Like all Hobbits, Bilbo Baggins is fond of his comfortable existence; all he needs to be happy is a full pantry and a good book. When the Wizard Gandalf and 13 Dwarves unexpectedly appear on Bilbo’s doorstep and invite him to join them on a dangerous adventure, Bilbo’s life changes forever. Initially skeptical of the invitation, Bilbo’s spirit of adventure leads him to join the Company of Thorin Oakenshield and become the “burglar” required to complete their quest to outwit a ferocious dragon and reclaim the Dwarves’ stolen treasure. To everyone’s surprise, including his own, Bilbo’s wit and courage prove that there is indeed more to this Hobbit than meets the eye.
British actor Martin Freeman returns as Bilbo Baggins in Peter Jackson's “The Hobbit: The Desolation of Smaug,” the second in a trilogy of films adapting the enduringly popular masterpiece The Hobbit, by J.R.R. Tolkien.
As the second film begins, Gandalf (Ian McKellen), Bilbo, Thorin (Richard Armitage) and the Company are shaken and exhausted … but not broken.
Perhaps most changed of all is Bilbo Baggins himself. “I think, as the journey continues, Bilbo is able to look at the world a bit more square on,” says Freeman of the Hobbit at the center of the tale. “He is still the person he was; he is still frightened. He’s not a fighter or adventurer by nature, but to be among different species that want to kill him or eat him … it doesn’t need to be said how huge a change that is. And Bilbo finds a bravery that he didn’t know he had, and, more importantly, that none of the others knew he had.”
From his encounter beneath the Goblin Tunnels in the cave of the emaciated and conniving creature known as Gollum, Bilbo has emerged with something more than his courage. He has managed to steal Gollum’s “precious” ring with the power to make its wearer invisible.

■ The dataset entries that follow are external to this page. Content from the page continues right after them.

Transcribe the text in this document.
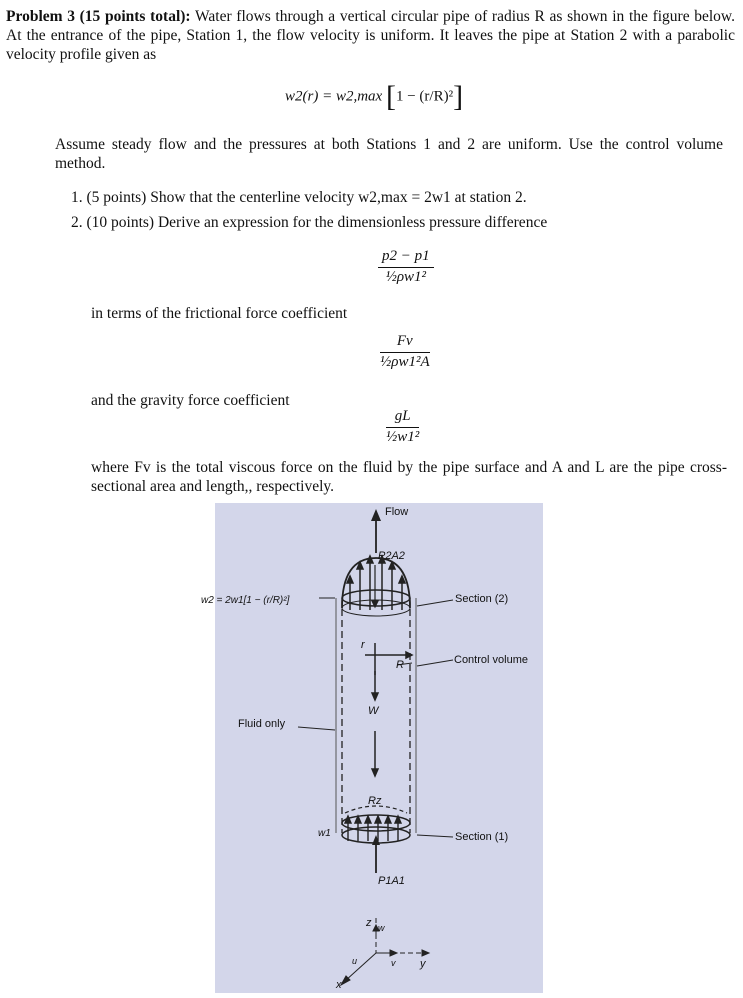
Problem 3 (15 points total): Water flows through a vertical circular pipe of radius R as shown in the figure below. At the entrance of the pipe, Station 1, the flow velocity is uniform. It leaves the pipe at Station 2 with a parabolic velocity profile given as
w2(r) = w2,max [1 − (r/R)²]
Assume steady flow and the pressures at both Stations 1 and 2 are uniform. Use the control volume method.
1. (5 points) Show that the centerline velocity w2,max = 2w1 at station 2.
2. (10 points) Derive an expression for the dimensionless pressure difference
$\frac{p2 - p1}{\text{½ρw1²}}$
in terms of the frictional force coefficient
$\frac{Fv}{\text{½ρw1²A}}$
and the gravity force coefficient
$\frac{gL}{\text{½w1²}}$
where Fv is the total viscous force on the fluid by the pipe surface and A and L are the pipe cross-sectional area and length,, respectively.
Flow
P2A2
w2 = 2w1[1 − (r/R)²]	Section (2)
Control volume
r
R
W
Fluid only
Rz
w1	Section (1)
P1A1
z w
u	v y
x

“Bilbo is beginning to have a strange relationship with this gold ring,” say screenwriter and producer Philippa Boyens. “He’s beginning to have a sense that there’s something off about it. It’s a tough choice for him to put it on and disappear, and he takes it off as soon as he can. Having such a great actor as Martin Freeman helps you find your way through this idea that this is not just a magic trinket that turns you invisible. Not every choice he had to make was a good choice down in those holes beneath the mountain.”
Bilbo chooses to conceal this new information from Gandalf, and, for McKellen, Freeman’s portrayal of Bilbo in this moment illustrates the art the actor brings to his performance. “Martin has a palette of subtlety, and it’s often unpredictable,” McKellen observes. “He doesn’t like to do the same thing twice in front of the camera, so with a multitude of takes, in every one of those takes, Martin will give you a different nuance, a different color, a different aspect of the character he’s playing. You don’t know quite what’s going to happen next, which makes your reaction all the more real. With each take, I discovered something new about Bilbo.”
A production of New Line Cinema and Metro-Goldwyn-Mayer Pictures (MGM), “The Hobbit: The Desolation of Smaug,” will be released in 3D, 2D and IMAX theaters in the Philippines by Warner Bros. Pictures on Dec. 11, 2013.